Uncle shrugged. “Catchy.”

“So’s herpes,” mumbled Roc. He crossed and recrossed the room, his wiry frame practically twitching, all the while stealing glances at the television. “Uncle Strange, I’ve trusted you since the fifth grade, but right now I’m nervous. The last two albums have tanked, the hair product deal is toast, and now those morons have a #1 record riding on my reputation. Did you remember to check with the lawyers about the rights to the name?”

Uncle assumed his customary guru pose and opened his palms. “Remember? Roc, this is me. I always remember. We’ve got bigger fish to fry, my brother.”

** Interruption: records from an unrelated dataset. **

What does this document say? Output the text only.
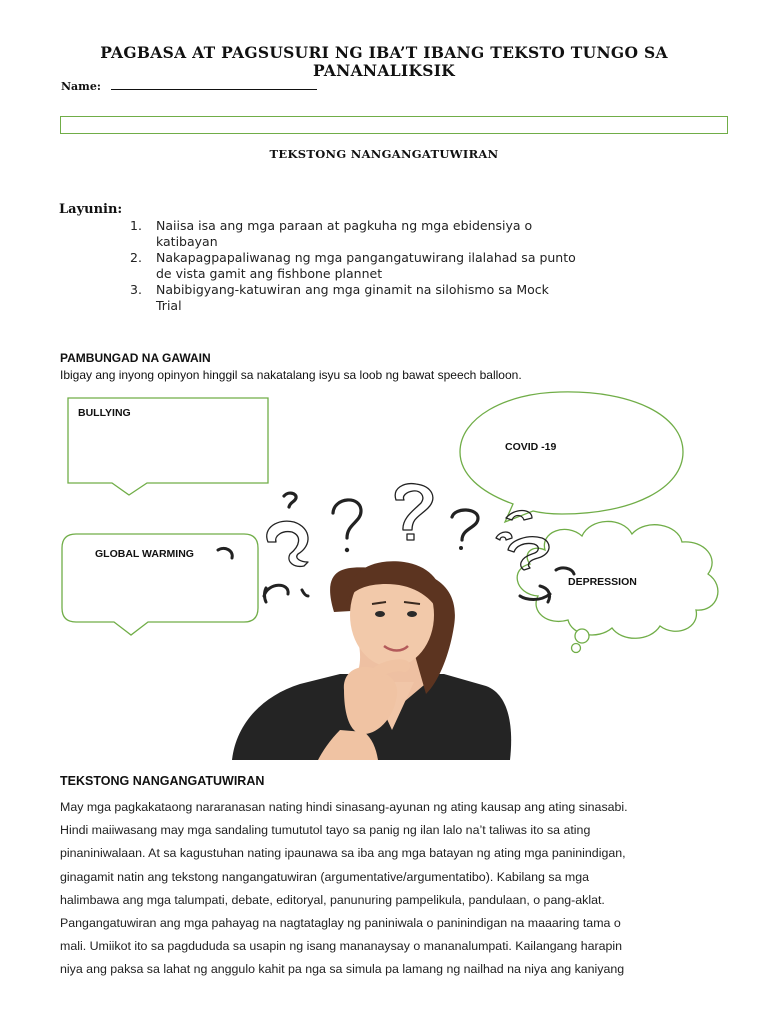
PAGBASA AT PAGSUSURI NG IBA’T IBANG TEKSTO TUNGO SA
PANANALIKSIK
Name:
TEKSTONG NANGANGATUWIRAN
Layunin:
1.	Naiisa isa ang mga paraan at pagkuha ng mga ebidensiya o
katibayan
2.	Nakapagpapaliwanag ng mga pangangatuwirang ilalahad sa punto
de vista gamit ang fishbone plannet
3.	Nabibigyang-katuwiran ang mga ginamit na silohismo sa Mock
Trial
PAMBUNGAD NA GAWAIN
Ibigay ang inyong opinyon hinggil sa nakatalang isyu sa loob ng bawat speech balloon.
BULLYING
COVID -19
GLOBAL WARMING
DEPRESSION
TEKSTONG NANGANGATUWIRAN
May mga pagkakataong nararanasan nating hindi sinasang-ayunan ng ating kausap ang ating sinasabi.
Hindi maiiwasang may mga sandaling tumututol tayo sa panig ng ilan lalo na’t taliwas ito sa ating
pinaniniwalaan. At sa kagustuhan nating ipaunawa sa iba ang mga batayan ng ating mga paninindigan,
ginagamit natin ang tekstong nangangatuwiran (argumentative/argumentatibo). Kabilang sa mga
halimbawa ang mga talumpati, debate, editoryal, panunuring pampelikula, pandulaan, o pang-aklat.
Pangangatuwiran ang mga pahayag na nagtataglay ng paniniwala o paninindigan na maaaring tama o
mali. Umiikot ito sa pagdududa sa usapin ng isang mananaysay o mananalumpati. Kailangang harapin
niya ang paksa sa lahat ng anggulo kahit pa nga sa simula pa lamang ng nailhad na niya ang kaniyang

Roc tensed. For one thing, he hated being called “my brother,” and he was convinced that Uncle had been polishing his bald head lately, so that in certain lights it would create a creepy halo effect. As it was now. “What fish, exactly?”

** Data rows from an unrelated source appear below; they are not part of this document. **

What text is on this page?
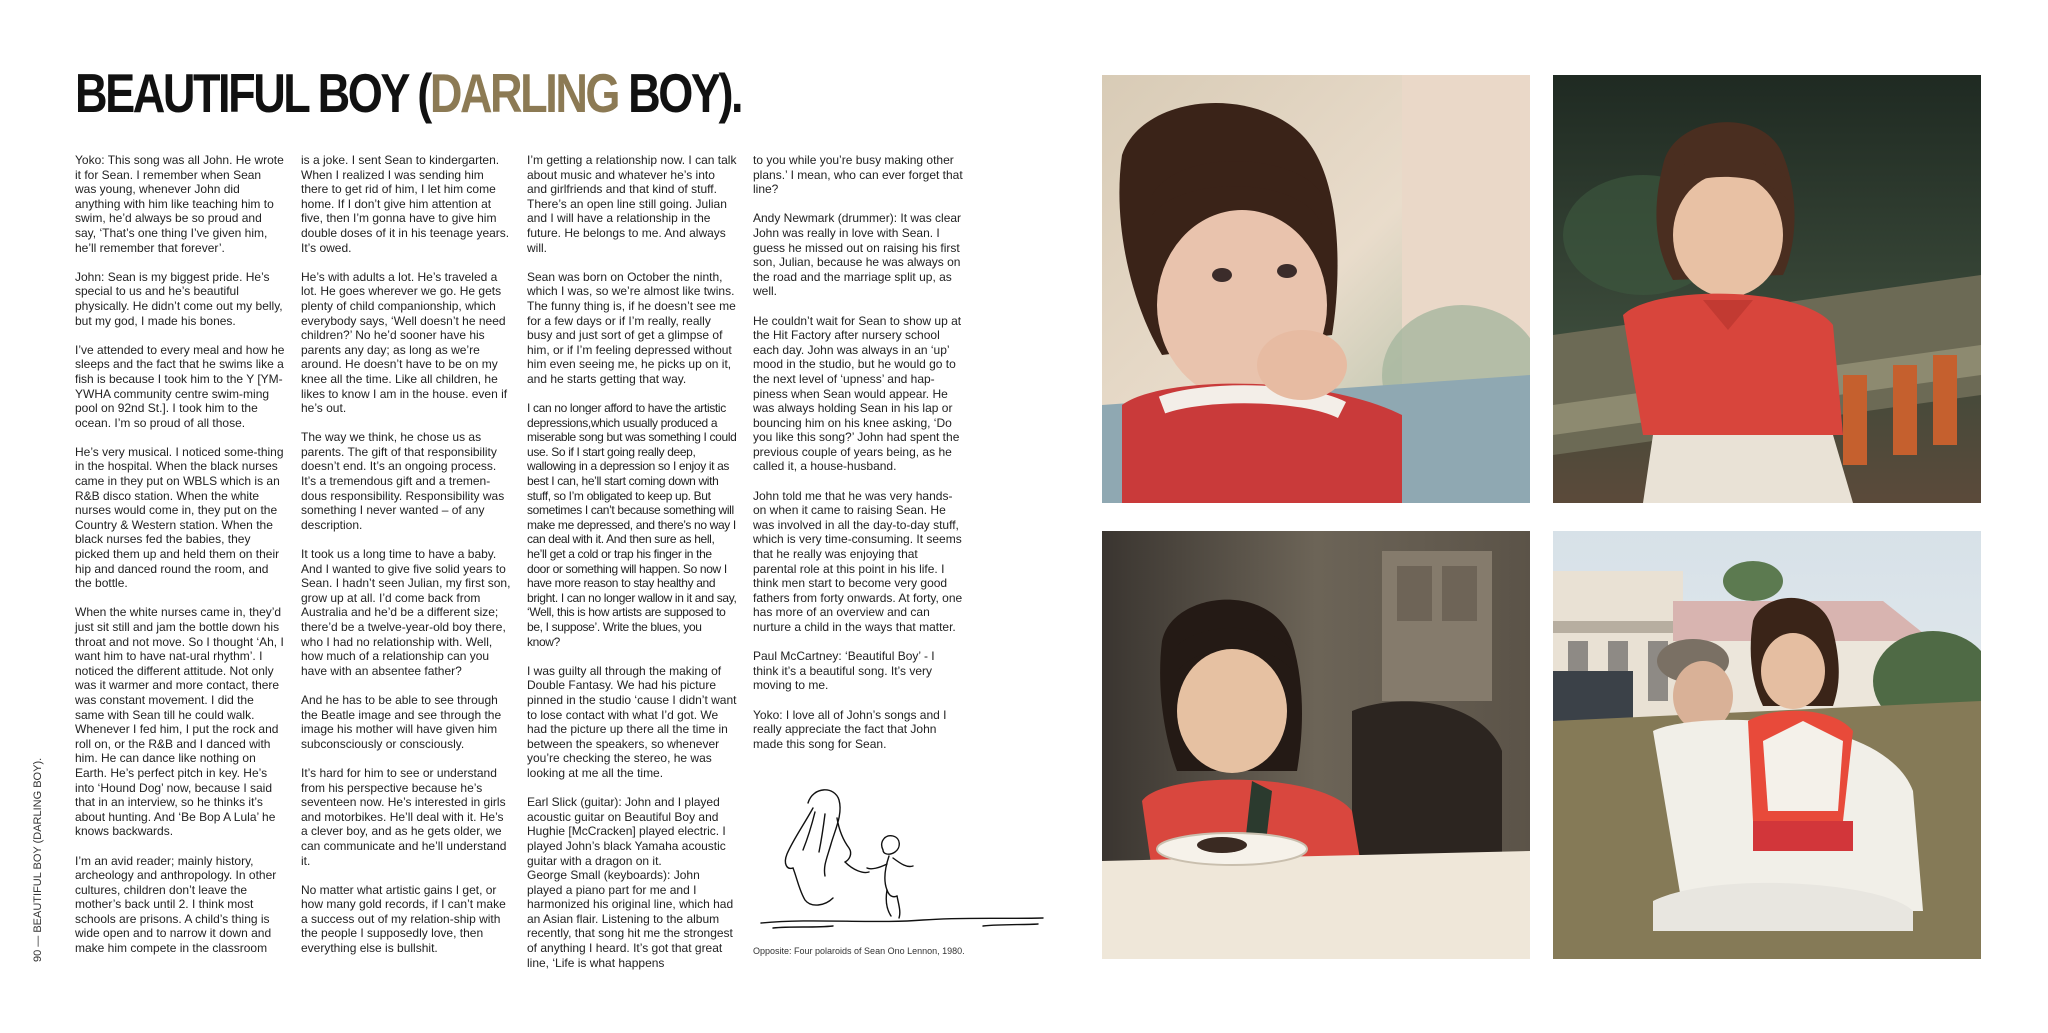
BEAUTIFUL BOY (DARLING BOY).
90 — BEAUTIFUL BOY (DARLING BOY).

Yoko: This song was all John. He wrote it for Sean. I remember when Sean was young, whenever John did anything with him like teaching him to swim, he’d always be so proud and say, ‘That’s one thing I’ve given him, he’ll remember that forever’.

John: Sean is my biggest pride. He’s special to us and he’s beautiful physically. He didn’t come out my belly, but my god, I made his bones.

I’ve attended to every meal and how he sleeps and the fact that he swims like a fish is because I took him to the Y [YM-YWHA community centre swim-ming pool on 92nd St.]. I took him to the ocean. I’m so proud of all those.

He’s very musical. I noticed some-thing in the hospital. When the black nurses came in they put on WBLS which is an R&B disco station. When the white nurses would come in, they put on the Country & Western station. When the black nurses fed the babies, they picked them up and held them on their hip and danced round the room, and the bottle.

When the white nurses came in, they’d just sit still and jam the bottle down his throat and not move. So I thought ‘Ah, I want him to have nat-ural rhythm’. I noticed the different attitude. Not only was it warmer and more contact, there was constant movement. I did the same with Sean till he could walk. Whenever I fed him, I put the rock and roll on, or the R&B and I danced with him. He can dance like nothing on Earth. He’s perfect pitch in key. He’s into ‘Hound Dog’ now, because I said that in an interview, so he thinks it’s about hunting. And ‘Be Bop A Lula’ he knows backwards.

I’m an avid reader; mainly history, archeology and anthropology. In other cultures, children don’t leave the mother’s back until 2. I think most schools are prisons. A child’s thing is wide open and to narrow it down and make him compete in the classroom

is a joke. I sent Sean to kindergarten. When I realized I was sending him there to get rid of him, I let him come home. If I don’t give him attention at five, then I’m gonna have to give him double doses of it in his teenage years. It’s owed.

He’s with adults a lot. He’s traveled a lot. He goes wherever we go. He gets plenty of child companionship, which everybody says, ‘Well doesn’t he need children?’ No he’d sooner have his parents any day; as long as we’re around. He doesn’t have to be on my knee all the time. Like all children, he likes to know I am in the house. even if he’s out.

The way we think, he chose us as parents. The gift of that responsibility doesn’t end. It’s an ongoing process. It’s a tremendous gift and a tremen-dous responsibility. Responsibility was something I never wanted – of any description.

It took us a long time to have a baby. And I wanted to give five solid years to Sean. I hadn’t seen Julian, my first son, grow up at all. I’d come back from Australia and he’d be a different size; there’d be a twelve-year-old boy there, who I had no relationship with. Well, how much of a relationship can you have with an absentee father?

And he has to be able to see through the Beatle image and see through the image his mother will have given him subconsciously or consciously.

It’s hard for him to see or understand from his perspective because he’s seventeen now. He’s interested in girls and motorbikes. He’ll deal with it. He’s a clever boy, and as he gets older, we can communicate and he’ll understand it.

No matter what artistic gains I get, or how many gold records, if I can’t make a success out of my relation-ship with the people I supposedly love, then everything else is bullshit.

I’m getting a relationship now. I can talk about music and whatever he’s into and girlfriends and that kind of stuff. There’s an open line still going. Julian and I will have a relationship in the future. He belongs to me. And always will.

Sean was born on October the ninth, which I was, so we’re almost like twins. The funny thing is, if he doesn’t see me for a few days or if I’m really, really busy and just sort of get a glimpse of him, or if I’m feeling depressed without him even seeing me, he picks up on it, and he starts getting that way.

I can no longer afford to have the artistic depressions,which usually produced a miserable song but was something I could use. So if I start going really deep, wallowing in a depression so I enjoy it as best I can, he’ll start coming down with stuff, so I’m obligated to keep up. But sometimes I can’t because something will make me depressed, and there’s no way I can deal with it. And then sure as hell, he’ll get a cold or trap his finger in the door or something will happen. So now I have more reason to stay healthy and bright. I can no longer wallow in it and say, ‘Well, this is how artists are supposed to be, I suppose’. Write the blues, you know?

I was guilty all through the making of Double Fantasy. We had his picture pinned in the studio ‘cause I didn’t want to lose contact with what I’d got. We had the picture up there all the time in between the speakers, so whenever you’re checking the stereo, he was looking at me all the time.

Earl Slick (guitar): John and I played acoustic guitar on Beautiful Boy and Hughie [McCracken] played electric. I played John’s black Yamaha acoustic guitar with a dragon on it.
George Small (keyboards): John played a piano part for me and I harmonized his original line, which had an Asian flair. Listening to the album recently, that song hit me the strongest of anything I heard. It’s got that great line, ‘Life is what happens

to you while you’re busy making other plans.’ I mean, who can ever forget that line?

Andy Newmark (drummer): It was clear John was really in love with Sean. I guess he missed out on raising his first son, Julian, because he was always on the road and the marriage split up, as well.

He couldn’t wait for Sean to show up at the Hit Factory after nursery school each day. John was always in an ‘up’ mood in the studio, but he would go to the next level of ‘upness’ and hap-piness when Sean would appear. He was always holding Sean in his lap or bouncing him on his knee asking, ‘Do you like this song?’ John had spent the previous couple of years being, as he called it, a house-husband.

John told me that he was very hands-on when it came to raising Sean. He was involved in all the day-to-day stuff, which is very time-consuming. It seems that he really was enjoying that parental role at this point in his life. I think men start to become very good fathers from forty onwards. At forty, one has more of an overview and can nurture a child in the ways that matter.

Paul McCartney: ‘Beautiful Boy’ - I think it’s a beautiful song. It’s very moving to me.

Yoko: I love all of John’s songs and I really appreciate the fact that John made this song for Sean.

Opposite: Four polaroids of Sean Ono Lennon, 1980.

Uncle, still focused on the laptop, replied distractedly. “Like getting Higher than Heaven off the ground.” He turned his attention to his number one client and oldest friend. “This is the best record of your career, Roc, and I want the world to hear it. There are no free passes out there at radio, and there’s been major turnover at the label since your last release.”

Roc didn’t want to think about what this would mean. He ran his hands through his spongy hair then noticed the black stains on his hands. “Shit.” He retreated to the bathroom to wash it off and muttered to himself, “No wonder no one’s buying this crap.”

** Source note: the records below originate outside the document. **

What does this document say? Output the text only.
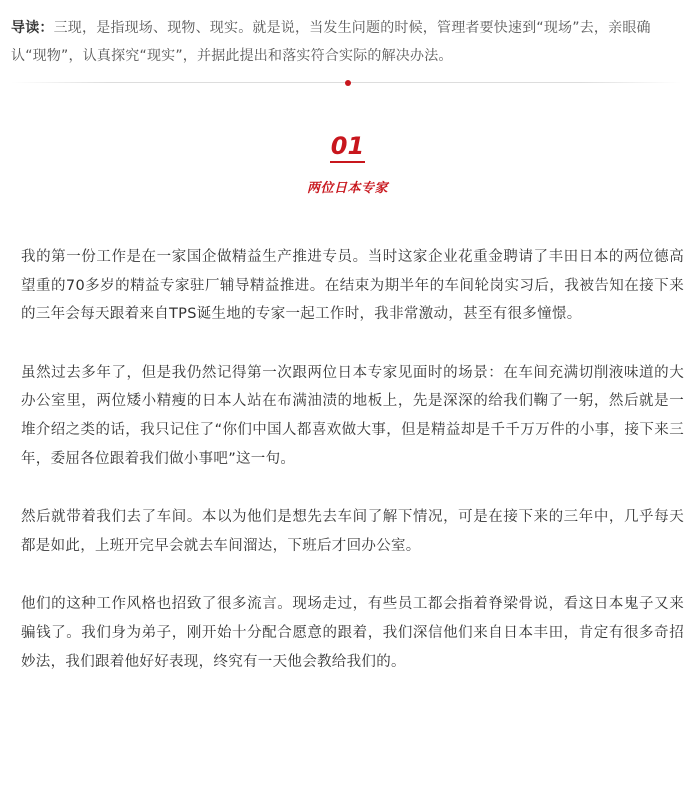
导读：三现，是指现场、现物、现实。就是说，当发生问题的时候，管理者要快速到“现场”去，亲眼确认“现物”，认真探究“现实”，并据此提出和落实符合实际的解决办法。
01
两位日本专家

我的第一份工作是在一家国企做精益生产推进专员。当时这家企业花重金聘请了丰田日本的两位德高望重的70多岁的精益专家驻厂辅导精益推进。在结束为期半年的车间轮岗实习后，我被告知在接下来的三年会每天跟着来自TPS诞生地的专家一起工作时，我非常激动，甚至有很多憧憬。

虽然过去多年了，但是我仍然记得第一次跟两位日本专家见面时的场景：在车间充满切削液味道的大办公室里，两位矮小精瘦的日本人站在布满油渍的地板上，先是深深的给我们鞠了一躬，然后就是一堆介绍之类的话，我只记住了“你们中国人都喜欢做大事，但是精益却是千千万万件的小事，接下来三年，委屈各位跟着我们做小事吧”这一句。

然后就带着我们去了车间。本以为他们是想先去车间了解下情况，可是在接下来的三年中，几乎每天都是如此，上班开完早会就去车间溜达，下班后才回办公室。

他们的这种工作风格也招致了很多流言。现场走过，有些员工都会指着脊梁骨说，看这日本鬼子又来骗钱了。我们身为弟子，刚开始十分配合愿意的跟着，我们深信他们来自日本丰田，肯定有很多奇招妙法，我们跟着他好好表现，终究有一天他会教给我们的。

Uncle called out from the other room, effortlessly slipping into stroke-and-placate mode. “Hey, top ten phones on the advance single at WSFT, and you just entered their ‘soft parade’ at 98 with a chub.”

“Never heard of them. Major market?” Roc re-entered the room and leaned over Uncle’s shoulder to look at the screen, a maze of call letters, radio station wattage, and colour-coded cities laid out in Uncle’s own peculiar format.

“Flagship station on the gay network out of Miami.” Taking in Roc’s pained expression, Uncle continued, “Consumers, my good sir, using the same currency, last time I checked.”

“Yeah, well, just don’t take any three-dollar bills, my good sir.”

He was praying that Uncle wouldn’t remind him of last year’s Pride parade in Toronto that had chanted the lyrics to his song “Damn Straight” as they marched on city hall.

Uncle shut down the laptop and unfolded his six-foot-five frame, a bit creakily, from his cross-legged position. “Let’s go down and have a little recreational beverage poolside, what do you say? Check out the local talent. Unless you’re hitting for the other side now.”

Roc wanted to be mad but just laughed and grabbed his shades as the unlikely duo headed for the door.